California Stem Cell Agency Budget Up 10.5 Percent

The California stem cell agency this week proposed a $17.9 million operational budget for the coming fiscal year, roughly a 10.5 percent increase over its current spending.

The largest expenditures in the proposed agency budget are for employee compensation, $12.1 million, up about 4 percent from current spending; grant reviews and meetings, $2.5 million, up 47 percent, and external services (outside contracting) $2 million, virtually unchanged.

The budget information on the agency's Web site was posted yesterday, only two business days before it is to be considered by the agency directors' Finance Subcommittee. The posted information did not explain or justify the increases.
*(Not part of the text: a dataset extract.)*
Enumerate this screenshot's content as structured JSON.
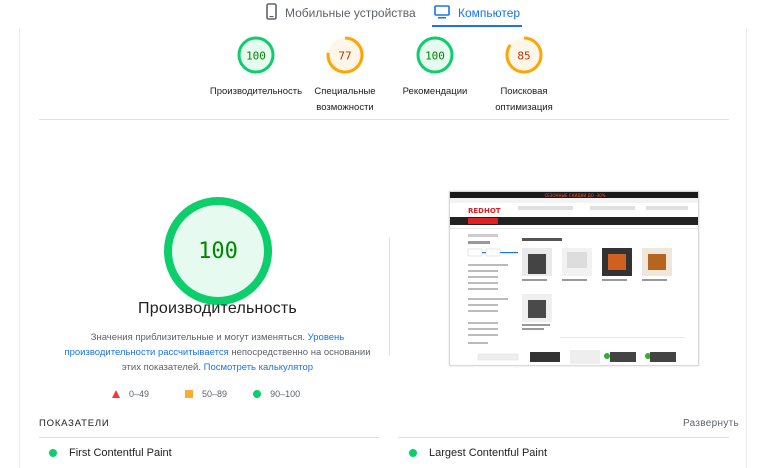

Nor did it contain a comparison to the agency's actual spending this year.

The year-to-year comparison was calculated by the California Stem Cell Report, based on figures that were presented to directors in the middle of March (see chart below) and those posted yesterday.
(Later information showed that the annual increase is about 9.5 percent, based on fresher figures for estimated spending this year.)

The boost in compensation is most likely tied to a slight increase in the size of the CIRM staff, which now totals 56. The largest component in the jump in the grant reviews and meeting expenses is a $300,000 meeting for the 600 recipients of the agency's grants. CIRM did not stage a grantee meeting during the current fiscal year.

The agency's operational budget does not include grants or awards for research, only the expenses for handing them out and overseeing their execution. The agency is limited by law to a budget of 6 percent of its awards, which will eventually total $3 billion. It has given out $1.7 billion so far.

The latest budget will be taken up on Monday by the Finance Subcommittee, which is chaired by Stephen Juelsgaard, former executive vice president of Genentech. It will be his first session as chairman of the finance panel. Juelsgaard has demonstrated a flinty-eyed approach to financial matters during full meetings of the CIRM governing board.

The new budget will also be the first for CIRM's new president, Randy Mills, who formally begins his job on Wednesday. However, the proposal probably does not likely to reflect any significant input from Mills, who has made his career in business. He may have proposals for changes in it after he officially begins work or perhaps even on Monday.